Mixed-Signal Debugging Gets a Boost
by Daniel Payne on 03-30-2020 at 6:00 am

Having the right tool for the job at hand is always a joy, and when your IC project involves RTL code, gates, transistors and even parasitic interconnect, then you need some EDA tool help for debugging and finding out why your design behaves the way it is. An FAE named Sujit Roy did a conference call with me last week to show what StarVision Pro can do with mixed-signal design debug. Sujit works at EDA Direct, a company started in 1997 providing EDA tools from Mentor, Cliosoft and Concept Engineering, along with training and services.

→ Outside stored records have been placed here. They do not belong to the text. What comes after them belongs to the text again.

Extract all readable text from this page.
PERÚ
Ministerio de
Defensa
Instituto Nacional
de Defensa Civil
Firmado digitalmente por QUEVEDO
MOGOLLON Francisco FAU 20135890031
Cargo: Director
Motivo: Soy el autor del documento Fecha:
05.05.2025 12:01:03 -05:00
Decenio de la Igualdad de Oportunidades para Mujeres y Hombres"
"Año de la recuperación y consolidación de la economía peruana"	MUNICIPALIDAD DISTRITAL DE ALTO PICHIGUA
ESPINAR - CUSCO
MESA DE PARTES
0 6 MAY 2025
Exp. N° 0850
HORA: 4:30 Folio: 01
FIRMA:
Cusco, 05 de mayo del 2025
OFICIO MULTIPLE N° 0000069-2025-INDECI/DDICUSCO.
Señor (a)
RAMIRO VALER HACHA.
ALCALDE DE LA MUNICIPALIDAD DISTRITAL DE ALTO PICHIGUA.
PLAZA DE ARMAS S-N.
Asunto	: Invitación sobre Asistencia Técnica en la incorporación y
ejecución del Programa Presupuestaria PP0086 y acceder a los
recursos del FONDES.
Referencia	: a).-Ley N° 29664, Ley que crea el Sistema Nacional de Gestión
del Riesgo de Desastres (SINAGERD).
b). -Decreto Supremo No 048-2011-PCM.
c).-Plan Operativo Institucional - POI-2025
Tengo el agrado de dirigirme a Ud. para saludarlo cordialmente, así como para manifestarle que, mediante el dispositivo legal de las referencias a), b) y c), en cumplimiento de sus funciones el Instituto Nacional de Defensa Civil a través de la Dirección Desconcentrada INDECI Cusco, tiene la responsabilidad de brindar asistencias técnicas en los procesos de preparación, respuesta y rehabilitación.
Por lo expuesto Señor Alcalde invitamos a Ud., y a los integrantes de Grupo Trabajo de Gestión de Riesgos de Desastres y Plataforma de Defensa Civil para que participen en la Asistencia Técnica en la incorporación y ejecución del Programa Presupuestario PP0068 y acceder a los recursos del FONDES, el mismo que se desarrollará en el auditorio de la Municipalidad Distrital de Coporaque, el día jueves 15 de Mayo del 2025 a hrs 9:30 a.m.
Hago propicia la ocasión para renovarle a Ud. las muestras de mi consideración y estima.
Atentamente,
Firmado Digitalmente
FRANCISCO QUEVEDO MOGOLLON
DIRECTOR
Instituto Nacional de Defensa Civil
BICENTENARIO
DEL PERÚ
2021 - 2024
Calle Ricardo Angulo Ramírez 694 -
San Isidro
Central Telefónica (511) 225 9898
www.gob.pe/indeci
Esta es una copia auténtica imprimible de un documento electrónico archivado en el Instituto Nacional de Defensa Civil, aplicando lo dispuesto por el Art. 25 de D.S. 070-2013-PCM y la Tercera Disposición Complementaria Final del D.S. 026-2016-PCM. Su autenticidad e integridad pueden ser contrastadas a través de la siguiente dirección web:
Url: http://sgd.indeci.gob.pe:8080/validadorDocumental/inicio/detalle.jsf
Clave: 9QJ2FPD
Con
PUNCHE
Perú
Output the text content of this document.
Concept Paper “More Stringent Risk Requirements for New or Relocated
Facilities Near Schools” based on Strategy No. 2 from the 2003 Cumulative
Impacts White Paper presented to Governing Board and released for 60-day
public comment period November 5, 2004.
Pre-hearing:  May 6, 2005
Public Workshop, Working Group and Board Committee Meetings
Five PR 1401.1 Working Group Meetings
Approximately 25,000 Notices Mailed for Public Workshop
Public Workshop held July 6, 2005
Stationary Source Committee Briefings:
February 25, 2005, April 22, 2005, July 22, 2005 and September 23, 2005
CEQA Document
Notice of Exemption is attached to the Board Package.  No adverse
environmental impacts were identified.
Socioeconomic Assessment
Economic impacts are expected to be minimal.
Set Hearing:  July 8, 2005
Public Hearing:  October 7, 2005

The StarVision Pro tool comes from Concept Engineering, an EDA company from Germany that has been in business for three decades now. I first heard about Concept Engineering about 18 years ago, because the EDA company that I worked at had a need to visualize SPICE netlists as schematics to better understand circuit simulation results from a Fast SPICE tool. It’s been rewarding to see the growth of features as StarVision Pro has expanded its scope to cover so many input file formats:

starvision pro
StarVision Pro

The wow moment is when you read in a file format and then quickly visualize an automatic schematic, neatly laid out with inputs on the left and outputs on the right showing you all of the interconnect, cell instances and hierarchy. Circuit designers, logic designers and even DFT engineers can each benefit from quickly seeing how an SoC is assembled. For logic verification you can even see the logic state on each net in a design as a function of time.

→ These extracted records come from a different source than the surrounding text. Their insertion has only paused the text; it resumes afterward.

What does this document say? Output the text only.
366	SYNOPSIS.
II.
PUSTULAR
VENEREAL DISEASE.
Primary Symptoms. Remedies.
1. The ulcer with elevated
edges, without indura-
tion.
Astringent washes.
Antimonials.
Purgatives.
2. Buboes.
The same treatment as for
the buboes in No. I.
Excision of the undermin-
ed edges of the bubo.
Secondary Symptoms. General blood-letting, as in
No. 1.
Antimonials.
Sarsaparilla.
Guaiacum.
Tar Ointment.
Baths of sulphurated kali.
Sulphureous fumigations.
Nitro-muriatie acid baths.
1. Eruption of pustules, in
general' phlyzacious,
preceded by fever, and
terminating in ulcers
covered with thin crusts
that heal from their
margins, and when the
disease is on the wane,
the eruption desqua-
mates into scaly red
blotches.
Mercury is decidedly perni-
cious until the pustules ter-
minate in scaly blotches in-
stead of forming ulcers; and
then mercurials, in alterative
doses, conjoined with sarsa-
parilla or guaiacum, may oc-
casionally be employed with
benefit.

During a live demo on a laptop running Linux I saw Sujit read in a digital design, and this works even if your design is incomplete, missing IP or has syntax errors. Just look at how neat the auto-generated schematic appears:

rtl schematic 850 min
Auto-generated schematic

Useful debugging features include:

  • Click any net and dynamically expand a cone of logic
  • Cross-probe between schematic and RTL source code
  • Search for nets by filtering a name
  • Trace an internal net to an IO pin

In the screenshot above we’ve loaded in logic simulation results from a VCD file, then moved to a specific time point in the simulation run, and finally visualize the logic state on our nets. This kind of visual debug really speeds up the functional verification process to find and fix bugs.

The next design file to be read in was from a parasitic extraction tool as a SPEF file, so we can quickly see the RC values that make up a net.  This screenshot shows how you can click on the schematic and cross-probe into the source file:

parasitic cross probe min
Parasitic Interconnect Cross-Probing

An engineer can then find which nets are the heaviest loaded, and Sujit ran a pre-built script that allowed him to filter and remove all capacitors below a threshold value.

A SPICE netlist was loaded, and we viewed the MOS transistors, along with some parasitic capacitors:

spice netlist min
SPICE netlist

Next, we wanted to know what had changed in a SPICE netlist over time, so a DIFF script quickly highlight where the differences were located by showing that net n6 was modified:

n6 min
Net n6 was modified

StarVision Pro comes with some 100 scripts, so I got the idea that they had automated most debugging tasks for me, saving me time from having to write my own scripts. Of course, you can always just view the Tcl source code for the scripts, and create new derivatives and combinations to make your debugging happen faster.

Videos

On YouTube there’s a channel for EDA Direct, and they’ve recorded over a dozen intro videos on specific StarVision Pro topics, and each video is brief at under 2 minutes of viewing time:

Summary

Designing, verifying and re-using mixed-signal chips and IP blocks can be a tedious and error-prone task, especially since most of the file formats are textual, which makes them difficult to understand as part of a larger or hierarchical design. Using an automatic visualization tool like StarVision Pro is sure to save you hours and days of engineering effort, because now you can see the structure of your IC design, along with simulation values in an intuitive schematic format. Circuit designers, logic designers, DFT engineers and verification engineers can all benefit by adding a tool like this to their methodology.